BTW, we have an Islamic Center here in Calvert County, Maryland. The minaret is of modest proportion, and aesthetically it's a vast improvement on the surrounding car lots, strip malls, and fast food joints. I don't know whether they broadcast calls to prayer, but I think I'd rather hear that than the ceaseless and insufferable din of Christmas music that assails my ears this time of year. If I ever "go postal", it will be because I heard Stevie Wonder shrieking "Santa Claus Is Coming To Town" once too often. I'll climb the minaret with a long range paint ball gun.
DC
a3sigma
1st December 2009, 06:03 AM
There's an interview on SwissInfo (http://www.swissinfo.ch/eng/front/Swiss_voters_were_misled.html?siteSect=108&sid=11561783&cKey=1259670013000&ty=st) with the former president of the Swiss Association of Islamic Organisations:
Thanks very much for the link to swissinfo. I posted one earlier as well. I suggest this discussion could benefit from looking at what people in Switzerland, on both sides of the issue, are actually saying.
DC
Thunder
1st December 2009, 06:04 AM
I think two things on this issue:
#1. there should be no laws that discriminate specifically against Muslims, their architecture, their institutions, etc.

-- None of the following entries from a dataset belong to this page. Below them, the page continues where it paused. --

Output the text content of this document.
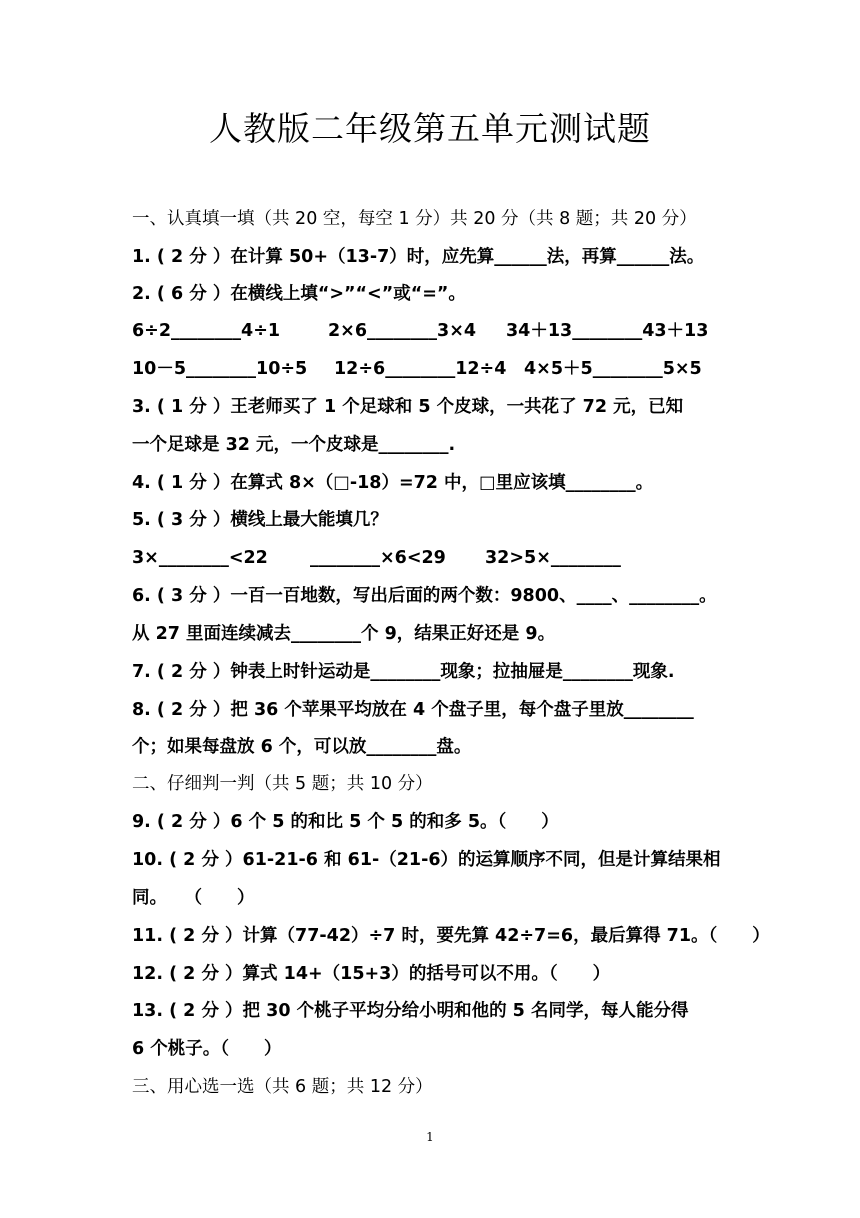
人教版二年级第五单元测试题
一、认真填一填（共 20 空，每空 1 分）共 20 分（共 8 题；共 20 分）
1. ( 2 分 ）在计算 50+（13-7）时，应先算______法，再算______法。
2. ( 6 分 ）在横线上填“>”“<”或“=”。
6÷2________4÷1	2×6________3×4 34＋13________43＋13
10－5________10÷5 12÷6________12÷4 4×5＋5________5×5
3. ( 1 分 ）王老师买了 1 个足球和 5 个皮球，一共花了 72 元，已知
一个足球是 32 元，一个皮球是________.
4. ( 1 分 ）在算式 8×（□-18）=72 中，□里应该填________。
5. ( 3 分 ）横线上最大能填几？
3×________<22 ________×6<29 32>5×________
6. ( 3 分 ）一百一百地数，写出后面的两个数：9800、____、________。
从 27 里面连续减去________个 9，结果正好还是 9。
7. ( 2 分 ）钟表上时针运动是________现象；拉抽屉是________现象.
8. ( 2 分 ）把 36 个苹果平均放在 4 个盘子里，每个盘子里放________
个；如果每盘放 6 个，可以放________盘。
二、仔细判一判（共 5 题；共 10 分）
9. ( 2 分 ）6 个 5 的和比 5 个 5 的和多 5。（　　）
10. ( 2 分 ）61-21-6 和 61-（21-6）的运算顺序不同，但是计算结果相
同。　　（　　）
11. ( 2 分 ）计算（77-42）÷7 时，要先算 42÷7=6，最后算得 71。（　　）
12. ( 2 分 ）算式 14+（15+3）的括号可以不用。（　　）
13. ( 2 分 ）把 30 个桃子平均分给小明和他的 5 名同学，每人能分得
6 个桃子。（　　）
三、用心选一选（共 6 题；共 12 分）
1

#2. Muslims need to modernize, Westernize, and moderate. The European Union and North America are liberal Democracies, and while all people are welcome to move here and become part of our societies, if you insist on being insular and secluded and isolated, then mind your own business and don't you DARE try to impose your beliefs on everyone else. If that is your ultimate goal for moving to our lands, then don't come here and get the #### out.
for example, Amish Christians and Chassidic Jews are two communities who both wanna do their own thing and stay seperate. They stay amongst their own and really don't mingle. They also don't try to force or impose their views on anyone else.
if this is the way Orthodox Muslims choose to live, if they insist on being isolated and just doing their own thing, that's fine. You're welcome to do that. just don't try to get others to follow your ways.
Robin
1st December 2009, 06:09 AM
ISo we are, yet again, back to you not explaining how this new law will make Islam less dangerous.
Yes, as I said before I can't quite work out how we encourage moderation and reform by dumping on the moderates and reformers.
Or maybe only extremists attend mosques with minarets.